Int. J. Business Information Systems, Vol. 44, No. 2, 2023 219
Copyright © 2023 Inderscience Enterprises Ltd.
Using deep learning methods in detecting the critical
success factors on the implementation of cloud ERP
Basem Zughoul*
Department of Software Engineering,
Faculty of IT,
Aqaba University of Technology,
Aqaba, Jordan
Email: Bzughoul@hotmail.com
*Corresponding author
Nidhal Kamel Taha El-Omari
Department of Software Engineering,
Faculty of Information Technology,
The World Islamic Sciences and Education (WISE) University,
Amman, Jordan
Email: nidhal.omari@wise.edu.jo
Email: omari_nidhal@yahoo.com
Mohammed Al-Refai
Department of Software Engineering,
Faculty of IT,
Zarqa University,
Zarqa, Jordan
Email: refai@zu.edu.jo
Abstract: A research implementation of enterprise resource planning (ERP)
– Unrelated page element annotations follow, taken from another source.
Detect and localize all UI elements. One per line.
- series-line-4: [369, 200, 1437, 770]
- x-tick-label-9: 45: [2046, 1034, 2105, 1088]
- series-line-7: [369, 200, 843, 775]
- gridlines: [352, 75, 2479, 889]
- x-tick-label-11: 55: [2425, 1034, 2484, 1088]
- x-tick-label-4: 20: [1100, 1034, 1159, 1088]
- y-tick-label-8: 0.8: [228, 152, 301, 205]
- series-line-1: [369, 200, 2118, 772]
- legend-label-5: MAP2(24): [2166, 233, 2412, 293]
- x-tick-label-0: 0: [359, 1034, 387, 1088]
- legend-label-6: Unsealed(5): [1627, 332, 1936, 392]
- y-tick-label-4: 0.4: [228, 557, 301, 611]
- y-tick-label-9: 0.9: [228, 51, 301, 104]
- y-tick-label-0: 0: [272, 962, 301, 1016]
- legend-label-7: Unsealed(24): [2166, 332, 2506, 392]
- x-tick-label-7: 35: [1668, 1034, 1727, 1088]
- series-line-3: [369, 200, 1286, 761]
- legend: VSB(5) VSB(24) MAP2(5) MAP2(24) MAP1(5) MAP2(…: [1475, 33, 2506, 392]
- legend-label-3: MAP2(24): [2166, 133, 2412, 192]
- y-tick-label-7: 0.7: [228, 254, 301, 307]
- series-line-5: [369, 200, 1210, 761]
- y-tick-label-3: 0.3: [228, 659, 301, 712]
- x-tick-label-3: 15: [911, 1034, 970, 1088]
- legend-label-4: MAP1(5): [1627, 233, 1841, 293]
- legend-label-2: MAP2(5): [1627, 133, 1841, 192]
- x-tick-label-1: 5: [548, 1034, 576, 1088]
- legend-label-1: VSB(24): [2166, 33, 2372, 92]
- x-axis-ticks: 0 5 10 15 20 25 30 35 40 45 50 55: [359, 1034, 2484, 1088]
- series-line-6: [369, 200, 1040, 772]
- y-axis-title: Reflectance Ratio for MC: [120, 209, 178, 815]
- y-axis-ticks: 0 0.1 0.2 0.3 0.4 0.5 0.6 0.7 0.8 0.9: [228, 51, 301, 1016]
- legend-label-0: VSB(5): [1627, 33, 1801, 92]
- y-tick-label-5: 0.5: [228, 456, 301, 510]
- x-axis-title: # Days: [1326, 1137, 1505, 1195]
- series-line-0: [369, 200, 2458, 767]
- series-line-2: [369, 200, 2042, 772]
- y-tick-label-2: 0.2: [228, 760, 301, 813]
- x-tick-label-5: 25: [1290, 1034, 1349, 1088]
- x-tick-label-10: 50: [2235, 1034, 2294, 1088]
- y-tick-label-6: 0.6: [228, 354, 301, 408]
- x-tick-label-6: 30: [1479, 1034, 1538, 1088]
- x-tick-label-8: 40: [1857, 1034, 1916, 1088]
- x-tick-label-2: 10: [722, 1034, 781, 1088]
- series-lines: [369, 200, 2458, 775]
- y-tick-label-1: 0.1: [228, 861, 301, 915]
systems by medium and large industries is one of the alternatives available to
consolidate their competitive position by integrating their activities. Deep
learning techniques have been used extensively in the ERP systems for
identifying the critical factors making an impact on the usability of SaaS. To
predict the success rate of cloud-based ERP systems based on several critical
factors, this article carries out a systematic review on the serious factors that
influencing the cloud-like ERP systems as well as deep learning models,
i.e., recurrent neural networks (RNNs), long short-term memory (LSTM),
multi-layer perceptron (MLP) and gated recurrent unit (GRU). Furthermore,
two categorical feature selection methods linear discriminant analysis (LDA)
and chi-square analysis have been applied to filter the most critical factors. The
dataset from 741 scholarly articles based on their conclusions with 26 total
features.
Keywords: artificial intelligence; AI; cloud computing; deep learning; DL;
enterprise resource planning; ERP; long short-term memory; LSTM; recurrent
neural networks; RNNs; software-as-a-service; SaaS.